La battaglia politica intorno al Campidoglio circonda la norma del decreto crescita, che dividerebbe in due i vecchi debiti: la parte più consistente tornerebbe al Campidoglio, insieme agli attivi già nei conti del commissario e necessari a garantire gli equilibri. Il bond del 2004, che paga un interesse del 5,345% e prevede il rimborso del capitale in soluzione unica alla scadenza il 27 gennaio 2048, finirebbe allo Stato, previa adesione dei sottoscrittori. Il passaggio non scaricherebbe nuovo debito di Roma su tutti gli italiani. Ma per la semplice ragione che quel debito è già in carico agli italiani, con i 9 miliardi garantiti dal decreto Berlusconi del 2010 in comode rate da 300 milioni l’anno. Quel che rimane del contributo tornerebbe al Tesoro con il debito da ripagare.

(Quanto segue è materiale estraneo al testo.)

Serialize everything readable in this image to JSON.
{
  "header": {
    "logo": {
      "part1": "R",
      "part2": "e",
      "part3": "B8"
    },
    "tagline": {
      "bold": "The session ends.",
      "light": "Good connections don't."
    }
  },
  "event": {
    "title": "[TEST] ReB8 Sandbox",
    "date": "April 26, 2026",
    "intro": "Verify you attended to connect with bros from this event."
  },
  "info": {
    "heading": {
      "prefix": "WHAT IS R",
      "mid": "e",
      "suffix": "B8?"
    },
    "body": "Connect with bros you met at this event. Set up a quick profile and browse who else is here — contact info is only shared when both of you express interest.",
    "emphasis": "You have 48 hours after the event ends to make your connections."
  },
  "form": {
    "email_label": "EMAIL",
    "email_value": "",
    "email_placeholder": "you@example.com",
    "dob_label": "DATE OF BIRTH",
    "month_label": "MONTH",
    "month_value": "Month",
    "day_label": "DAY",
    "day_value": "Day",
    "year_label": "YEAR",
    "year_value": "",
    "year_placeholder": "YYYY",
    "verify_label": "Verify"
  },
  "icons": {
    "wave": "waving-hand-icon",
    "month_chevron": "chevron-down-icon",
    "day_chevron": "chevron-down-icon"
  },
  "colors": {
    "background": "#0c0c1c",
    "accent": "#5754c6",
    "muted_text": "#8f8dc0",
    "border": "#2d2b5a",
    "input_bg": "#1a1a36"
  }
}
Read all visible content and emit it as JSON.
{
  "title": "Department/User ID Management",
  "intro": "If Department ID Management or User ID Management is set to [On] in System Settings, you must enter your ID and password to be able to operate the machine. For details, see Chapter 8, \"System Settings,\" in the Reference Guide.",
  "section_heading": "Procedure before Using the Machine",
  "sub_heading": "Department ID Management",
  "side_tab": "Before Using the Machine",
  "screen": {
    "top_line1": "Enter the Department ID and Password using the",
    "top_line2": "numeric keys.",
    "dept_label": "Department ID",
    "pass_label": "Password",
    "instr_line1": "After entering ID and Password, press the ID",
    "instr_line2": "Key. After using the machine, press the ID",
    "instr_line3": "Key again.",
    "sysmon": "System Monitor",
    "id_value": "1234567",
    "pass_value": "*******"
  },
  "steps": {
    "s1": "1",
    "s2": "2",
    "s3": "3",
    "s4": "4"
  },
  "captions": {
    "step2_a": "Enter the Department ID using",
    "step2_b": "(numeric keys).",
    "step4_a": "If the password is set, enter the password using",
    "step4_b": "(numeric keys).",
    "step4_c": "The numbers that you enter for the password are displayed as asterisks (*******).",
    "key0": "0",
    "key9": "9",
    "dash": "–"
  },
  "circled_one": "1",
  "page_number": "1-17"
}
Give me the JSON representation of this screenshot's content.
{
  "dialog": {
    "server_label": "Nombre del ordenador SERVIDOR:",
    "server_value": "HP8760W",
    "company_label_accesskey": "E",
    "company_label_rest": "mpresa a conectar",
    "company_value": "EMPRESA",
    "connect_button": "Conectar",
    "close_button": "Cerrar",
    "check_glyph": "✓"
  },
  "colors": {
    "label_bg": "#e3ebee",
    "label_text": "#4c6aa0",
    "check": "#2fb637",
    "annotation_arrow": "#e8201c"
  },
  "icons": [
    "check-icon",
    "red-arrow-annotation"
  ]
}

Il fallimento del curatore
A studiare la soluzione che chiude la gestione straordinaria è stato lo stesso commissario al debito. Il curioso caso di una struttura pubblica che crea le condizioni per sparire si spiega con i numeri scritti nelle carte in mano al Tesoro. Oltre a produrre 2,5 miliardi di interessi, le anticipazioni chieste nel 2010 riducono gli assegni annuali spediti ora dal Mef. Oggi il commissario riceve 120 milioni invece di 300, con il risultato che dal prossimo anno non avrebbe più i fondi necessari a pagare le rate dei mutui. Un “fallimento” del curatore fallimentare sarebbe l’ennesimo inedito romano.
Basta super Irpef?
E il Comune? Ad aiutarlo a sbrogliare la matassa dei debiti che tornerebbero a casa ci sarebbe un altro unicum capitolino: il debito privo di creditore. Perché uno dei poco più di tre miliardi di debiti commerciali ancora in pancia al commissario è legato a vecchi espropri di 40, 50 o 60 anni fa, lungo una storia infinita in cui spesso si sono persi i titolari dei crediti. Altri 600 milioni sono al centro di contenziosi da almeno 12 anni, per cui anche qui la spesa ha buone probabilità di rimanere confinata nell’ambito impalpabile del «potenziale». Per ulteriori 600 milioni, il creditore è lo stesso Campidoglio, per cui il ritorno del debito si trasformerebbe in una partita di giro. Che cosa resta? Tolti i debiti fuori bilancio, restano circa 300 milioni di fatture ante-2008 ancora non pagate. Basterebbe una pulizia dei conti, insomma. E basterebbe a cancellare la super-addizionale Irpef e far rientrare Roma nei canoni dell’ordinario: almeno per il fisco locale.